Une
civilisation qui s’avère incapable de résoudre les problèmes que suscite son fonctionnement
est une civilisation décadente. Une civilisation qui choisit de fermer les yeux
à ses problèmes les plus cruciaux est une civilisation atteinte. Une civilisation
qui ruse avec ses principes est une civilisation moribonde. ... La civilisation
dite « européenne », la civilisation « occidentale »(...), déférée à la barre
de la « raison » comme a la barre de la « conscience », (...) est impuissante
à se justifier ; et, de plus en plus, elle se réfugie dans une hypocrisie d’autant
plus odieuse qu’elle a de moins en moins de chance de tromper. L’Europe est indéfendable.

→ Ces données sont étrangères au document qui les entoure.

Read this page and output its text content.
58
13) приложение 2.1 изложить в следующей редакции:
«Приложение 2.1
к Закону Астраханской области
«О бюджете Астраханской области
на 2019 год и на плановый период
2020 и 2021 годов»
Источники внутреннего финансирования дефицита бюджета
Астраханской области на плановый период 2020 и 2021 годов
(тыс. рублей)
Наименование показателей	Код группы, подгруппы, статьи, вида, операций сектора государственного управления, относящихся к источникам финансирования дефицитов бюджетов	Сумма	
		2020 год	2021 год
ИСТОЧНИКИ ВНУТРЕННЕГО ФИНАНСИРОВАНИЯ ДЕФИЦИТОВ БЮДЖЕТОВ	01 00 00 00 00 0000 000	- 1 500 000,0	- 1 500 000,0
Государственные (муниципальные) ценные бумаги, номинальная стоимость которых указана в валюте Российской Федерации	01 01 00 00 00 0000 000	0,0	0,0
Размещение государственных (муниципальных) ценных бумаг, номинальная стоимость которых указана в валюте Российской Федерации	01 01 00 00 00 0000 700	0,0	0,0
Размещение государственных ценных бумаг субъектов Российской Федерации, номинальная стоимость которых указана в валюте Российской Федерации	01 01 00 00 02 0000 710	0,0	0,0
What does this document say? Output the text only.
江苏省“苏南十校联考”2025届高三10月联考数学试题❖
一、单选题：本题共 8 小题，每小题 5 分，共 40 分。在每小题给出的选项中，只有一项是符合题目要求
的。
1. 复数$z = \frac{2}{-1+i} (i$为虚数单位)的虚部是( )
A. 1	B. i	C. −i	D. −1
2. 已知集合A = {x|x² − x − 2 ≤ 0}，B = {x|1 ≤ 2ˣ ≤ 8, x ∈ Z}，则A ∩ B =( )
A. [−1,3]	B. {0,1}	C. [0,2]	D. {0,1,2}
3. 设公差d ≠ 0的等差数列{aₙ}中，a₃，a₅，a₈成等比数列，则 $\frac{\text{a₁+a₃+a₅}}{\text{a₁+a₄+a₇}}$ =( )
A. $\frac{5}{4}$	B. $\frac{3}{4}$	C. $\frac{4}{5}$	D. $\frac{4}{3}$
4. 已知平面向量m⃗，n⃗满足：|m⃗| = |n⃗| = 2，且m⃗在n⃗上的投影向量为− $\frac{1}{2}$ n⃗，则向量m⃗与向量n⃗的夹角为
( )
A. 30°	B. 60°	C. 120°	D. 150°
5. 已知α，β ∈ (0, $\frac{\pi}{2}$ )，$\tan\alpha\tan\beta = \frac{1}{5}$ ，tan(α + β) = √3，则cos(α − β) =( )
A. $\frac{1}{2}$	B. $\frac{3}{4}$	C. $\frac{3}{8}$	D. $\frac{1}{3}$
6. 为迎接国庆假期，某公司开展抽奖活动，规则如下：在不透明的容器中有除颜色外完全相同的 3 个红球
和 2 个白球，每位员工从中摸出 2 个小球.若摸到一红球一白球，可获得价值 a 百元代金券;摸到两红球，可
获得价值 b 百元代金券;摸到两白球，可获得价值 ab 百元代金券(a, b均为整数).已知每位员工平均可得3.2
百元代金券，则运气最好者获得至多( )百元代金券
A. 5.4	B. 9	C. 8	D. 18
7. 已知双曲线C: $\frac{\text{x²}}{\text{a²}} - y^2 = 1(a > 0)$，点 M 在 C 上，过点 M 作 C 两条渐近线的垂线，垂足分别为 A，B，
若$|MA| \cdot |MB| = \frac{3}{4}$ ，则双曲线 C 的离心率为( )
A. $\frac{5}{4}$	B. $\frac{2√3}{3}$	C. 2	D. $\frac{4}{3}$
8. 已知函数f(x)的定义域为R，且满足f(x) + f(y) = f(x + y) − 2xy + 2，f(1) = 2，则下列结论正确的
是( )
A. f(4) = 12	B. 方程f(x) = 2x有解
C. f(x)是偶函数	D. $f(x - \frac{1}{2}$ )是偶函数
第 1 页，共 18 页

En soi cela n’est pas grave. Le grave est que «l’Europe» est moralement, spirituellement
indéfendable. Et aujourd’hui il se trouve que l’acte d’accusation est proféré
sur le plan mondial par des dizaines et des dizaines de millions d’hommes qui
(...) s’érigent en juges. Il faudrait d’abord étudier comment la colonisation
travaille à déciviliser le colonisateur, à l’ abrutir au sens propre du mot, à
le dégrader, à le réveiller aux instincts enfouis, à la convoitise, a la violence,
à la haine raciale, au relativisme moral, et montrer que, chaque fois qu’il y
a à GAZA ou au VietNam : une tête coupée et un oeil crevé et -- qu’en Israël-France
on accepte (...), il y a un acquis de la civilisation qui pèse de son poids mort,
une régression universelle qui s’opère, une gangrène qui s’installe, un foyer
d’infection qui s’étend et qu’au bout de tous ces traités violés, de tous ces
mensonges propagés, de toutes ces expéditions punitives tolérées, de tous ces
prisonniers ficelés et interrogés, de tous ces patriotes torturés, au bout de
cet orgueil racial encouragé, de cette jactance étalée, il y a le poison instillé
dans les veines de l’Europe, et le progrés lent, mais sûr, de l’ensauvagement
du continent. Et alors un beau jour, la bourgeoisie est réveillée par un formidable
choc en retour : les gestapos s’affairent, les prisons s’emplissent, les tortionnaires
inventent, raffinent, discutent autour des chevalets. (...) Oui, il vaudrait la
peine d’étudier, cliniquement, dans le détail, les démarches d’Hitler et de l’hitlérisme
et de révéler au très distingué, très humaniste, très chrétien bourgeois du XXème
siècle qu’il porte en lui un Hitler qui s’ignore, qu’Hitler l’habite, qu’Hitler
est son démon, que s’il le vitupère, c’est par manque de logique, et qu’au fond,
ce qu’il ne pardonne pas a Hitler, ce n’est pas le crime en soi, le crime contre
l’homme, ce n’est pas l’humiliation de l’homme en soi, c’est le crime contre l’homme
blanc, et d’avoir appliqué à l’Europe des procédés colonialistes dont ne relevaient
jusqu’ici que les Arabes d’Algérie, les coolies de l’Inde et les nègres d’Afrique.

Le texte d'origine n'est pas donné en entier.